С кряхтением нагнувшись, Дед Мороз вытащил из-под стола отрезанную ногу и, близко поднеся её к лицу, принялся внимательно рассматривать.
– Ничего неожиданного не скажу, – сообщил он вскоре. – Обширный некроз вследствие обморожения. Как он сюда попал? Больной, в смысле…
– Какие-то люди на улице подобрали без сознания, – сказал Белый. – Ну вот, в принципе и всё. Культю я ушил. Сейчас повязку наложу и можно в палату…
– Тут не только обморожение, – пробормотал Дед Мороз, который продолжал внимательно изучать ногу. Он поднёс её к носу, понюхал срез, затем лизнул его, сплюнул. – Тут, похоже, ещё и рак.
– Совсем мозги в своём подвале отморозил! – заорал Рыжий. – Меня сейчас стошнит! – Он зажал руками рот и отвернулся.
– Дедушка, это не кошерно! – Белый укоризненно покачал головой.
– Не кошерно, зато точно, – ответил тот. – Ты вот рак заметил? А я заметил. И безо всяких анализов. Кто ещё так умеет? А это я забираю.
Он завернул ногу в салфетку, взял её под мышку и направился к двери.
– Сгинул Дедушка Мороз и подарок свой унёс, – продекламировал Рыжий.
– Молчи, палач-любитель!
Не дойдя до двери, он остановился и повернулся к Катастрофе.
– Ты деточка не смущайся. Я как первый раз в операционную попал, вообще, в обморок брякнулся. Ты заходи ко мне в гости. Моё отделение здесь самое интересное.
– – –
– Лохма-а-атый! Лохма-а-атый! – тихонько позвала Катастрофа. – Лохматый, ты где? Появись! Ну, пожалуйста-а-а…
Она сидела на сестринском посту одна. Была ночь. Перед ней был длинный уходящий в темноту больничный коридор. Высокий потолок терялся в сумраке. Стены были покрыты облупившейся грязно-зелёной масляной краской.

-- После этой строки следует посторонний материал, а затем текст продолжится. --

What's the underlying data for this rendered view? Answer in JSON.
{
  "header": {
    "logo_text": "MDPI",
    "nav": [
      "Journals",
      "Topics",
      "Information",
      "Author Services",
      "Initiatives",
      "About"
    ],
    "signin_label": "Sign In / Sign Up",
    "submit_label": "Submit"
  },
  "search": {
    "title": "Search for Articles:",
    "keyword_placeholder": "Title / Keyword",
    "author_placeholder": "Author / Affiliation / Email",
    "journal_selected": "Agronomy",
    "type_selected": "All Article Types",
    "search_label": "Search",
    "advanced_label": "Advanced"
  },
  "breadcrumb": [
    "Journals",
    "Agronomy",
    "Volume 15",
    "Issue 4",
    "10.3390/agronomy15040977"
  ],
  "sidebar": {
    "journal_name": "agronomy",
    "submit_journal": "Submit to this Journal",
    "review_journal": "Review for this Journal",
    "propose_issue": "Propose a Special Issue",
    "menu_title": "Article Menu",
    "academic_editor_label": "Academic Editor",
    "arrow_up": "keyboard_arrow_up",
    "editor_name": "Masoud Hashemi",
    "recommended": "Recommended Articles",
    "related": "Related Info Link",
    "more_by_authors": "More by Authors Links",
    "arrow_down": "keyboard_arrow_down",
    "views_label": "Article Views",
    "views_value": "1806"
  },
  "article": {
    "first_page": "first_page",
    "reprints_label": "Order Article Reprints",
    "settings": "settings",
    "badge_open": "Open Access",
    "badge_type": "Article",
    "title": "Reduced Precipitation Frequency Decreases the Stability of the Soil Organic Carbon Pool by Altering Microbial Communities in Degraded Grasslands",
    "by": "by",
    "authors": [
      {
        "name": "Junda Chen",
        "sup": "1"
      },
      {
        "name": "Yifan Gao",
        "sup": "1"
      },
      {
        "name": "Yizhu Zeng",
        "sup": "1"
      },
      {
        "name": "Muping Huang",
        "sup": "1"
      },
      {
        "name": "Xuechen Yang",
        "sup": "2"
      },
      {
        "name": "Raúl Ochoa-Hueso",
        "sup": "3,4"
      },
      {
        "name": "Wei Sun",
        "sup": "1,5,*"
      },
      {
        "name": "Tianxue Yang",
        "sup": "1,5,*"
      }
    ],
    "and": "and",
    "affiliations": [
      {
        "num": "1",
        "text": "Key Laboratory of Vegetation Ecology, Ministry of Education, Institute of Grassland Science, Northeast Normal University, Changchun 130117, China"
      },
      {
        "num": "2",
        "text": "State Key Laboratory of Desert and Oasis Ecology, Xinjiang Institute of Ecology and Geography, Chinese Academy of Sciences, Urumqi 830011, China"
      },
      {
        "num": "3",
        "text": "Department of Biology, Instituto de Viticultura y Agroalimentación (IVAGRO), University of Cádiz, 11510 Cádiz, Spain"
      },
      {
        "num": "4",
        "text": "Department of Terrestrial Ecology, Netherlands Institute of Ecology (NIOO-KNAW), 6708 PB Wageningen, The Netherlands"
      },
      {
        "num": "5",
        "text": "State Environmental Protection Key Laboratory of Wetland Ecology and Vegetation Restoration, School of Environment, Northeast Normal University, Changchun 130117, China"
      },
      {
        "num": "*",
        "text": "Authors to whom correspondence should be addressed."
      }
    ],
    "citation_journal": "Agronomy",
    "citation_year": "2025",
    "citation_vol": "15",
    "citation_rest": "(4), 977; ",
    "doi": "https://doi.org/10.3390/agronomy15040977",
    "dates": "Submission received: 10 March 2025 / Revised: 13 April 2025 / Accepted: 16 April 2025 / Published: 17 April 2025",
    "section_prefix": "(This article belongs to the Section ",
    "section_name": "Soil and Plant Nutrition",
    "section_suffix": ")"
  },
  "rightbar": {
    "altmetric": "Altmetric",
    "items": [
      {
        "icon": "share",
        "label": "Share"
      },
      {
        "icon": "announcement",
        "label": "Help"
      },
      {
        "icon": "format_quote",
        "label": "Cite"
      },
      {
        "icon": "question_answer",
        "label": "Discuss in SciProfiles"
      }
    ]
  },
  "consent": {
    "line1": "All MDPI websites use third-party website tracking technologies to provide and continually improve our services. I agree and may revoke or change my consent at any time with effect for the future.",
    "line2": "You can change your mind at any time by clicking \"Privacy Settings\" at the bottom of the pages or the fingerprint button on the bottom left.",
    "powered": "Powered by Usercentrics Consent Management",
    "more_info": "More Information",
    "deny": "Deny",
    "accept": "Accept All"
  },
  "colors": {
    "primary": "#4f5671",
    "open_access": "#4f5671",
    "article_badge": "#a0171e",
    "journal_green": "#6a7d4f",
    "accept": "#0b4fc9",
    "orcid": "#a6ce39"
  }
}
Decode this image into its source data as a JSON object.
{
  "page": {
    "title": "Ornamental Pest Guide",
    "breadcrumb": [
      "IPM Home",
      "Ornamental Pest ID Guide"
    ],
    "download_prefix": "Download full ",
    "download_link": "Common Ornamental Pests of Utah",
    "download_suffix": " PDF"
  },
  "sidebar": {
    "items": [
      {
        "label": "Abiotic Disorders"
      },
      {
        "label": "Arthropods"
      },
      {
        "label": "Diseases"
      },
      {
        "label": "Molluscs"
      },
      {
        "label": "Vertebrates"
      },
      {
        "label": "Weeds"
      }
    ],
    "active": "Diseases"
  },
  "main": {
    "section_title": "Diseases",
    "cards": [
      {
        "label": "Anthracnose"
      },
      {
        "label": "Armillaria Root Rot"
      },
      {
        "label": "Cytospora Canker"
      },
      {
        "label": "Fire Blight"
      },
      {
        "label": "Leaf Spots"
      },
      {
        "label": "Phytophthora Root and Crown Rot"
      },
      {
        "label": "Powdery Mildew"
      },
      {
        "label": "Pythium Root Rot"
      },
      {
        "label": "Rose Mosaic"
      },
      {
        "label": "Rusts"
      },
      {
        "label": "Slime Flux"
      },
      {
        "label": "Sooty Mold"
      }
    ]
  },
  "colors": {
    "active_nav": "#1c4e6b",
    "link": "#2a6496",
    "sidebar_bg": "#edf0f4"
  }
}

– Лохма-а-атый! Лопиху-у-ундрик! Ну, где же ты? Мне стра-а-ашно…Не бросай меня...
Из распахнутых настежь дверей палат доносились стоны, вздохи, храп. За окном мерно барабанили капли дождя. На столе тикал старый будильник. Стрелки показывали три часа.
На Катастрофе был костюм мажоретки: кокетливый гусарский ментик из ярко-красного бархата, украшенный галунами, коротенькая белая юбочка, телесного цвета трико, мягкие белые сапожки, на голове – красный кивер с белым страусиным пером. Вообще-то она хотела одеться снегурочкой, но сестра-кастелянша сказала, что снегурочки работают в педиатрии, а в реанимации больные быстрее выздоравливают, когда видят ярких красивых девушек, а будет возражать, так её оденут, как танцовщицу из варьете – в одни перья.